More than at any time in our history, our species needs to work together. We face awesome environmental challenges: climate change, food production, overpopulation, the decimation of other species, epidemic disease, acidification of the oceans.
Together, they are a reminder that we are at the most dangerous moment in the development of humanity. We now have the technology to destroy the planet on which we live, but have not yet developed the ability to escape it
He argues that we need a more cooperative system of world order
But right now we only have one planet, and we need to work together to protect it.To do that, we need to break down, not build up, barriers within and between nations. If we are to stand a chance of doing that, the world’s leaders need to acknowledge that they have failed and are failing the many. With resources increasingly concentrated in the hands of a few, we are going to have to learn to share far more than at present.
This is surely correct, however the road he maps out to reach a more cooperative conception of world order is incorrect. Hawking writes,
What matters now, far more than the choices made by these two electorates, is how the elites react. Should we, in turn, reject these votes as outpourings of crude populism that fail to take account of the facts, and attempt to circumvent or circumscribe the choices that they represent? …
… it will require the elites, from London to Harvard, from Cambridge to Hollywood, to learn the lessons of the past year. To learn above all a measure of humility.
As a scientist Hawking makes a case for rationality among the elites, however the race to calamity for the elites is perversely rational even though from a broader social and ecological perspective it is manifestly irrational. There exists a built in rational irrationality, as it were, into the institutional framework of the capitalist system, which concerns itself with short term pursuit of profit above all else, and a system of world political order built upon interest maximising states.
The most dangerous type of irrationality is collective irrationality based upon individualised rationality.

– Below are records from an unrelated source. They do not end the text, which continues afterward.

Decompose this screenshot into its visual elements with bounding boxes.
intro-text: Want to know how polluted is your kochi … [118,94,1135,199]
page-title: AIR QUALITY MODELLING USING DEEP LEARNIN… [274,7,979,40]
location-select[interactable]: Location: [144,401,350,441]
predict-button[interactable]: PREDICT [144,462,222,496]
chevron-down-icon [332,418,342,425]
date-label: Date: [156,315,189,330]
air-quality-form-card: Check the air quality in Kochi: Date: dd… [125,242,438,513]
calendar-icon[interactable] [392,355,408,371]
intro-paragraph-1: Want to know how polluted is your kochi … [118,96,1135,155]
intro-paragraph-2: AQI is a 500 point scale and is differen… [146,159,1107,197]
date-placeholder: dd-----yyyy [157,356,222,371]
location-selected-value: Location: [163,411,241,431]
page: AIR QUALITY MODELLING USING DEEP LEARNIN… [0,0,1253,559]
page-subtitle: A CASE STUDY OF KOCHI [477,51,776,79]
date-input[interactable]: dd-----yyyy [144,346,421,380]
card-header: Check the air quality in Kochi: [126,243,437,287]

This is the dilemma we face as a species today, and the dilemma we pose to many species beyond our own.
It is not rational to plea for humility among the elites, to plea for a measure of restraint to their avarice and hubris. The institutional imperatives are far too great, and social change in cooperative directions requires dissidence and action from below.

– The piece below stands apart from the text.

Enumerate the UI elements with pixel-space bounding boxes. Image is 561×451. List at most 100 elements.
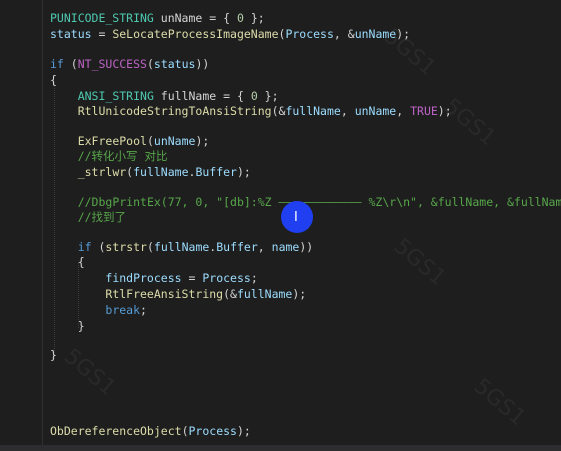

There exists an anti-oligarchic mood among the world’s population, much like that which existed in the eastern bloc in the 1980s. This anti-oligarchic mood needs to be channelled into a popular insurgency against the institutional framework that structures the global economic and political order.
The anti-oligarchic mood of the 1980s in east and central Europe went on to take the form it did, a reassertion of oligarchy in different guise, but not without struggle and not without alternatives. One of those alternatives was a transition to more libertarian forms of socialism, inspired by left socialist thought and practice.
Today’s anti-oligarchic mood provides the greatest opportunity for the revival of anarchist ideas and praxis since the Spanish revolution, in my view. It is not sufficient by any means, but it is necessary and the current popular ferment needs to be channelled in the right directions.